ALLENTOWN – Municipal officials in Allentown are expected to pass a resolution that will designate certain streets in the community as target enforcement zones.
The issue of creating target enforcement zones was discussed during the Sept. 24 meeting of the Borough Council in Borough Hall.
In discussing possible traffic calming measures Allentown officials could take, council President Thomas Fritts, who is the liaison to the traffic committee, said, “We looked at what other towns are doing and we found a law from Aberdeen Township, where our borough attorney, Greg Cannon, serves on the Township Council. They have speed enforcement zones and we can do the same thing here.”
Aspects of vehicular traffic in Allentown – including speeders and traffic volume – have been a primary topic of discussion among borough officials, residents and members of the traffic committee for several years.
“We are working to come up with specifics” of how to address traffic calming measures, Fritts said.
He said municipal representatives are anticipating a meeting with Monmouth County representatives to further discuss the matter.

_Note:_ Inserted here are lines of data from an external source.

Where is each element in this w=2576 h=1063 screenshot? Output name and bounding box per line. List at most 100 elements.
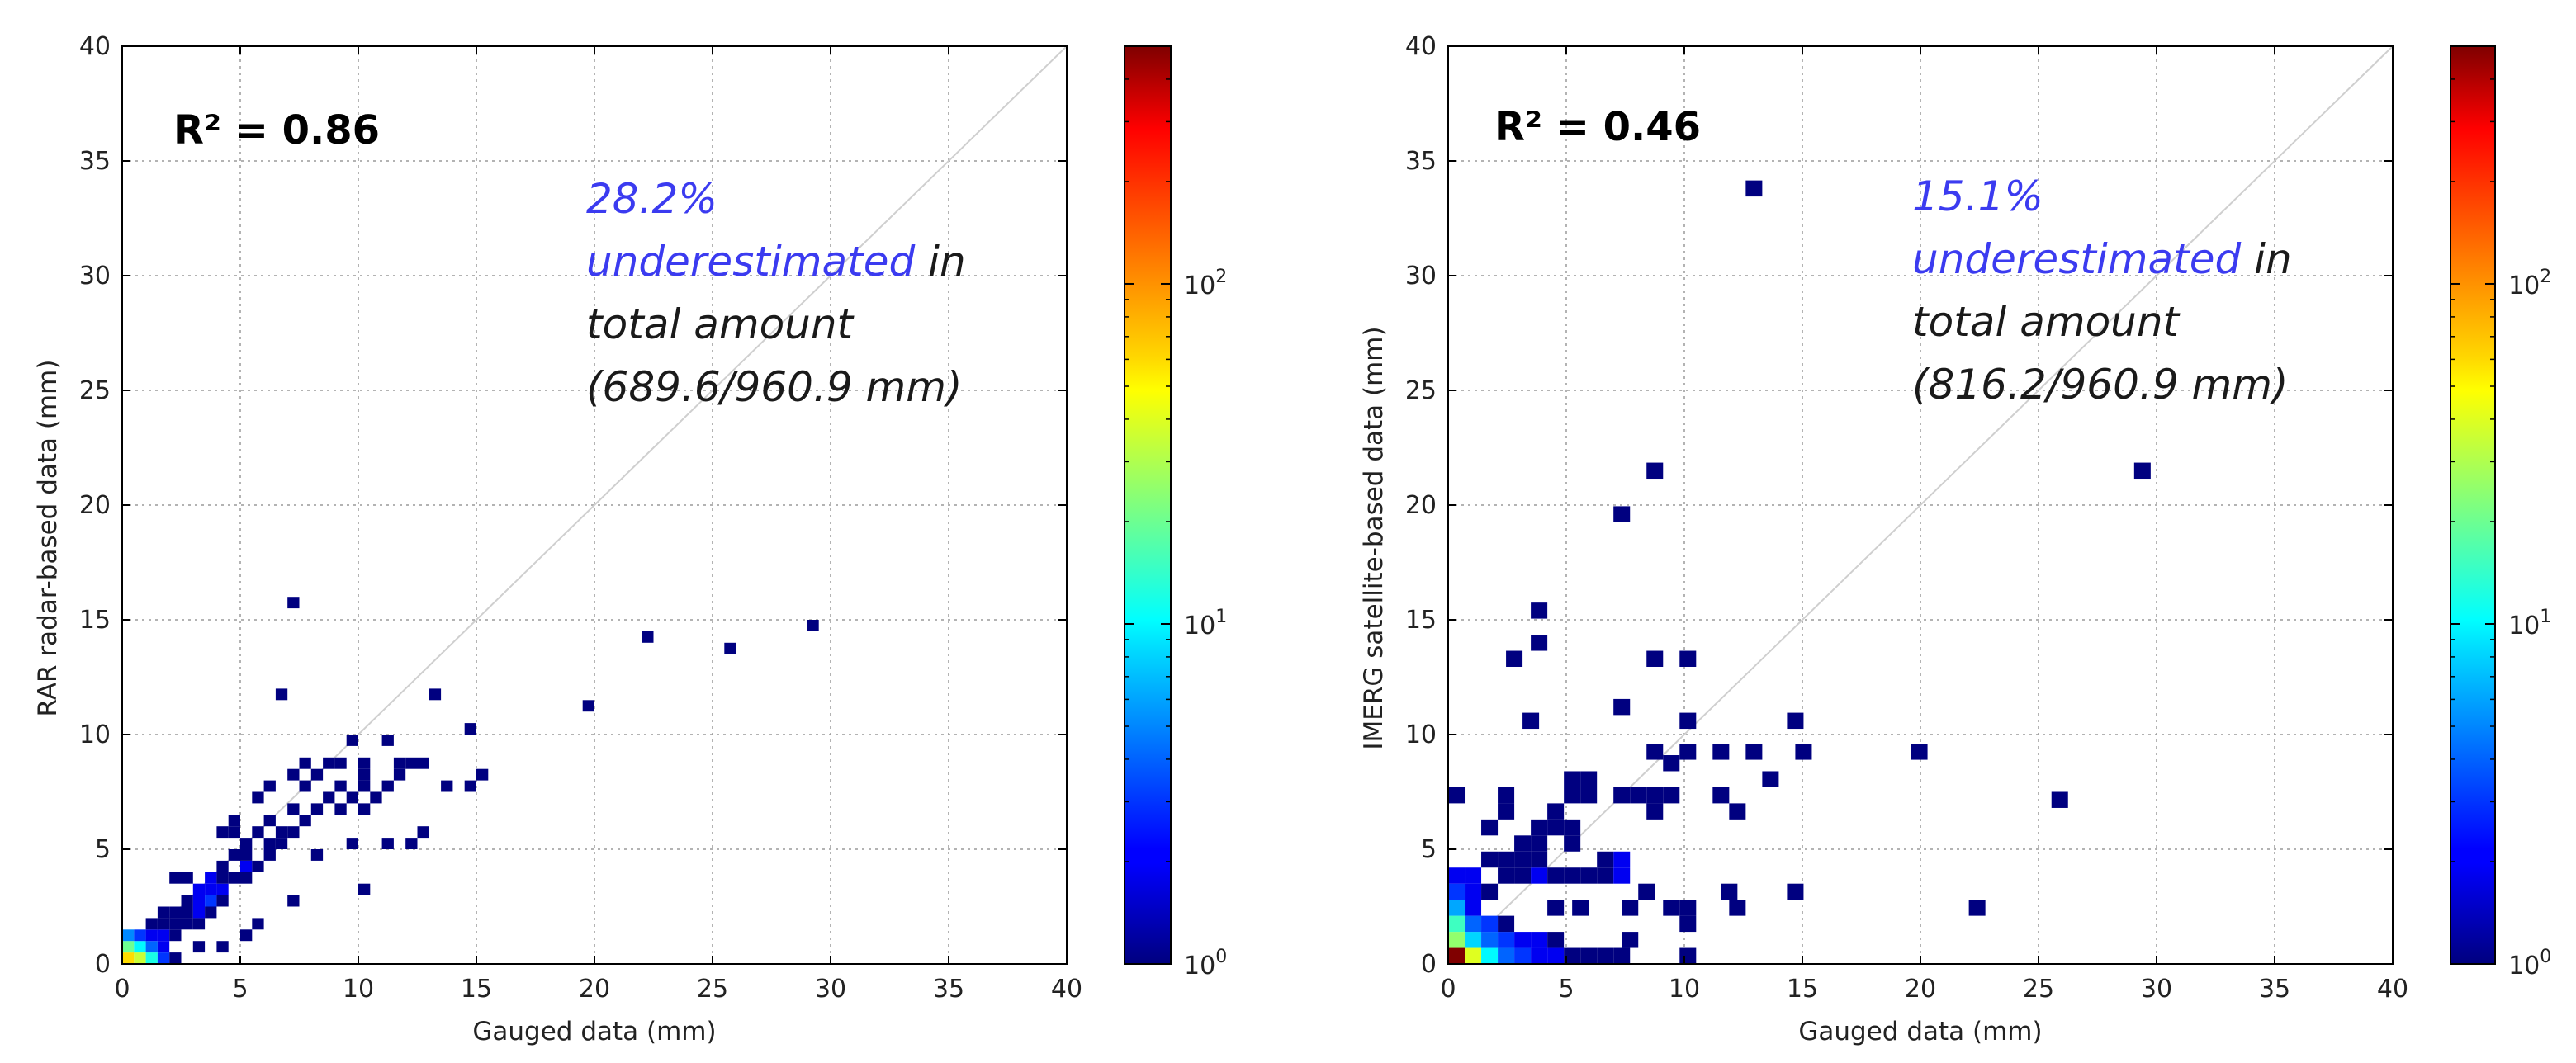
heatmap-cell bbox=[1622, 932, 1638, 947]
heatmap-cell bbox=[1679, 900, 1696, 915]
y-tick-label: 5 bbox=[95, 835, 111, 864]
panel-imerg: 0 5 10 15 20 25 30 35 40 0510152025303540 Gauged… bbox=[1359, 32, 2551, 1046]
y-tick-label: 0 bbox=[1421, 950, 1437, 979]
heatmap-cell bbox=[1448, 867, 1465, 883]
annotation: 28.2% underestimated in total amount (68… bbox=[586, 175, 979, 411]
colorbar-tick-base: 10 bbox=[2508, 272, 2540, 300]
annotation-percent: 15.1% bbox=[1912, 172, 2043, 220]
heatmap-cell bbox=[287, 597, 299, 608]
heatmap-cell bbox=[1547, 948, 1564, 964]
heatmap-cell bbox=[1522, 713, 1539, 729]
heatmap-cell bbox=[193, 884, 205, 895]
heatmap-cell bbox=[216, 941, 228, 952]
heatmap-cell bbox=[276, 688, 287, 700]
heatmap-cell bbox=[216, 826, 228, 838]
heatmap-cell bbox=[1498, 803, 1514, 819]
heatmap-cell bbox=[1613, 787, 1630, 803]
heatmap-cell bbox=[193, 918, 205, 929]
heatmap-cell bbox=[1531, 948, 1547, 964]
heatmap-cell bbox=[1613, 867, 1630, 883]
heatmap-cell bbox=[1613, 699, 1630, 715]
heatmap-cell bbox=[205, 895, 216, 907]
heatmap-cell bbox=[1663, 755, 1679, 771]
annotation-in: in bbox=[915, 238, 965, 286]
heatmap-cell bbox=[1572, 900, 1589, 915]
heatmap-cell bbox=[1580, 948, 1597, 964]
heatmap-cell bbox=[193, 907, 205, 919]
heatmap-cell bbox=[276, 826, 287, 838]
y-tick-label: 10 bbox=[1405, 720, 1437, 749]
r-squared-label: R² = 0.86 bbox=[173, 107, 380, 154]
annotation: 15.1% underestimated in total amount (81… bbox=[1912, 172, 2305, 409]
heatmap-cell bbox=[418, 758, 429, 769]
heatmap-cell bbox=[1498, 948, 1514, 964]
heatmap-cell bbox=[1531, 835, 1547, 851]
heatmap-cell bbox=[300, 758, 311, 769]
heatmap-cell bbox=[1638, 884, 1655, 900]
heatmap-cell bbox=[1646, 787, 1663, 803]
heatmap-cell bbox=[358, 884, 370, 895]
heatmap-cell bbox=[1663, 787, 1679, 803]
colorbar-tick-base: 10 bbox=[1184, 952, 1215, 980]
heatmap-cell bbox=[146, 918, 158, 929]
y-tick-label: 10 bbox=[79, 720, 111, 749]
heatmap-cell bbox=[1613, 948, 1630, 964]
y-tick-label: 20 bbox=[1405, 491, 1437, 520]
heatmap-cell bbox=[146, 941, 158, 952]
heatmap-cell bbox=[1498, 852, 1514, 867]
x-tick-label: 25 bbox=[2023, 975, 2054, 1004]
heatmap-cell bbox=[2134, 463, 2151, 479]
heatmap-cell bbox=[1448, 787, 1465, 803]
heatmap-cell bbox=[642, 631, 653, 643]
heatmap-cell bbox=[1498, 867, 1514, 883]
heatmap-cell bbox=[158, 918, 169, 929]
heatmap-cell bbox=[134, 941, 145, 952]
heatmap-cell bbox=[216, 872, 228, 884]
heatmap-cell bbox=[240, 929, 252, 941]
heatmap-cell bbox=[1646, 463, 1663, 479]
heatmap-cell bbox=[1481, 852, 1498, 867]
heatmap-cell bbox=[476, 769, 488, 781]
heatmap-cell bbox=[1498, 932, 1514, 947]
heatmap-cell bbox=[1580, 771, 1597, 787]
y-tick-label: 30 bbox=[1405, 262, 1437, 291]
x-tick-label: 5 bbox=[232, 975, 248, 1004]
heatmap-cell bbox=[1506, 651, 1522, 667]
heatmap-cell bbox=[1646, 803, 1663, 819]
heatmap-cell bbox=[382, 838, 394, 849]
heatmap-cell bbox=[465, 723, 476, 735]
heatmap-cell bbox=[122, 941, 134, 952]
heatmap-cell bbox=[1481, 884, 1498, 900]
heatmap-cell bbox=[1448, 948, 1465, 964]
heatmap-cell bbox=[1547, 820, 1564, 835]
heatmap-cell bbox=[1465, 932, 1481, 947]
heatmap-cell bbox=[1613, 506, 1630, 522]
heatmap-cell bbox=[1498, 787, 1514, 803]
heatmap-cell bbox=[1679, 948, 1696, 964]
colorbar-tick-exponent: 0 bbox=[2540, 947, 2551, 967]
heatmap-cell bbox=[358, 769, 370, 781]
y-tick-label: 35 bbox=[79, 147, 111, 176]
heatmap-cell bbox=[1597, 867, 1613, 883]
annotation-total: total amount bbox=[586, 300, 855, 348]
heatmap-cell bbox=[323, 792, 334, 804]
y-tick-label: 30 bbox=[79, 262, 111, 291]
heatmap-cell bbox=[158, 952, 169, 964]
y-tick-label: 5 bbox=[1421, 835, 1437, 864]
heatmap-cell bbox=[1663, 900, 1679, 915]
heatmap-cell bbox=[146, 929, 158, 941]
heatmap-cell bbox=[1481, 820, 1498, 835]
colorbar-tick-base: 10 bbox=[2508, 612, 2540, 640]
heatmap-cell bbox=[229, 872, 240, 884]
heatmap-cell bbox=[1630, 787, 1646, 803]
heatmap-cell bbox=[300, 815, 311, 826]
heatmap-cell bbox=[1911, 744, 1928, 759]
heatmap-cell bbox=[1729, 900, 1745, 915]
heatmap-cell bbox=[465, 781, 476, 792]
heatmap-cell bbox=[252, 861, 263, 872]
heatmap-cell bbox=[1465, 900, 1481, 915]
heatmap-cell bbox=[300, 781, 311, 792]
heatmap-cell bbox=[1580, 787, 1597, 803]
heatmap-cell bbox=[1481, 932, 1498, 947]
heatmap-cell bbox=[158, 929, 169, 941]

Fritts said that with the approval of the county, certain traffic calming measures may be taken on the county roads that pass through Allentown.
As an example, Councilman Robert Schmitt said Waker Avenue (county Route 526) is “a speedway” where action may be warranted.
In Aberdeen Township, the resolution which enacted the target enforcement zones stated that signs would be placed in the zones to alert motorists their speed would be monitored by police, and to let residents know their neighborhoods would be closely monitored.
Fritts indicated that a traffic violation in a target enforcement zone would require a mandatory court appearance by an individual who receives a summons.
He said the next step would be for Allentown officials to designate the streets which would become target enforcement zones and then for the council to pass a resolution. Fritts said he hopes the initiative can move forward within the next month.
During public comment, Wil Borkowski, who serves on the borough’s traffic committee, said, “We are laser focused on 18,000 initiatives,” which drew laughter from those in attendance. On a more serious note, Borkowski said, “I would like to thank Councilman Fritts. He got us narrowed down” to several traffic issues.
In other business, Borough Clerk Laurie Roth reported that following a 1% percent decrease in Allentown’s employee health care costs in 2019, the borough expects to receive a 5% decrease in its employee health care costs in 2020.
And, Councilman Michael Drennan reported that a project to improve the borough’s elevated water storage tank is temporarily on hold. Officials previously said they were hoping the project would be completed in September.
Drennan said work on the interior of the tank has been completed, but he said the exterior painting would have to wait until cellular communications companies move their equipment off the storage tank to another location.